After a year of blistering sales growth, Apple showed that it has a more resilient business than many of its tech peers, even though it cooled off in the first three months of the year.
The company reported on Thursday that profit rose 6 percent to $25 billion in its second fiscal quarter, a slowdown from the double-digit growth in each of the previous five quarters. Sales increased 9 percent to $97.29 billion, exceeding analysts’ expectations, as pandemic-fueled purchases of iPads and Macs slowed from a year earlier.
Tim Cook, Apple’s chief executive, cautioned investors about the months ahead, telling Wall Street analysts that an accelerating Covid outbreak in China will curtail demand and impair production of iPhones, iPads and Macs. He said the supply-chain troubles are expected to reduce sales in the current quarter by $4 billion to $8 billion.
“I think we’re doing a reasonable job currently navigating what is a challenging environment,” Mr. Cook said, noting that “almost all” of the factories Apple relies on in the Shanghai region have restarted production.
The company’s shares fell about 4 percent in after-hours trading, giving up much of Apple’s gains earlier in the day.
The results added to a week of uneven financial reports from leading technology companies that have struggled to sustain last year’s explosive growth. Google’s parent company, Alphabet, and Facebook’s parent, Meta, had reported profit declines from a year earlier, while Microsoft posted an increase in profit.
The pandemic has been a double-edged sword for Apple. Remote school and work spurred demand for computing equipment, and government stimulus checks and cutbacks in travel and leisure spending provided a jolt to the company’s all-important iPhone business, analysts said. But those same forces sowed supply-chain problems, triggering a global chip shortage that has cost Apple billions of dollars in missed sales.

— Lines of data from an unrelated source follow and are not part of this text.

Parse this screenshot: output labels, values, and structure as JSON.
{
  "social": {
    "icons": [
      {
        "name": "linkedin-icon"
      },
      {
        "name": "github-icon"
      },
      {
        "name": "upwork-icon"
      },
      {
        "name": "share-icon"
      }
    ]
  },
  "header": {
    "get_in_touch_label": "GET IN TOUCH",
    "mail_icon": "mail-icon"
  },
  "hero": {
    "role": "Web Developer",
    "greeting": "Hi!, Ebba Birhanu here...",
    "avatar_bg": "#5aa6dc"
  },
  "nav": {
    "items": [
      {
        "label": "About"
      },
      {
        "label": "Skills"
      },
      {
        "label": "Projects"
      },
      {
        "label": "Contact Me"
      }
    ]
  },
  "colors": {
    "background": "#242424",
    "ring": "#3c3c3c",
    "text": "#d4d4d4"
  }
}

In addition to highlighting the challenges it faces in China, Apple said total revenue in the current quarter will be crimped by its decision to stop selling products in Russia because of its invasion of Ukraine. Apple counts on Russia for 1 percent of its sales and a slightly larger percentage of its profit, analysts estimate.
During the January-to-March quarter, sales of iPhones, iPads and other devices rose 6.6 percent to $77.5 billion, Apple said.
The bigger problem for Apple may come in the months ahead as economic strains from the war in Ukraine spill into Europe, said Gene Munster, a longtime Apple analyst and managing partner at the venture-capital firm Loup Ventures. “People are on edge,” he said. “They’re paying more for fuel. If you live in Germany, does that affect your decision to buy the next iPhone?”
To diversify beyond device sales, Mr. Cook has pushed an increasing array of software and services across Apple products worldwide. Last year, people sequestered at home splurged on apps, video games and subscriptions such as HBO Max. But amid the return to work and school, Apple said, sales growth in its so-called services business slowed, recording $19.82 billion in revenue during the quarter.
The company said it would increase its cash dividend to shareholders by 5 percent and increase its share repurchases by $90 billion.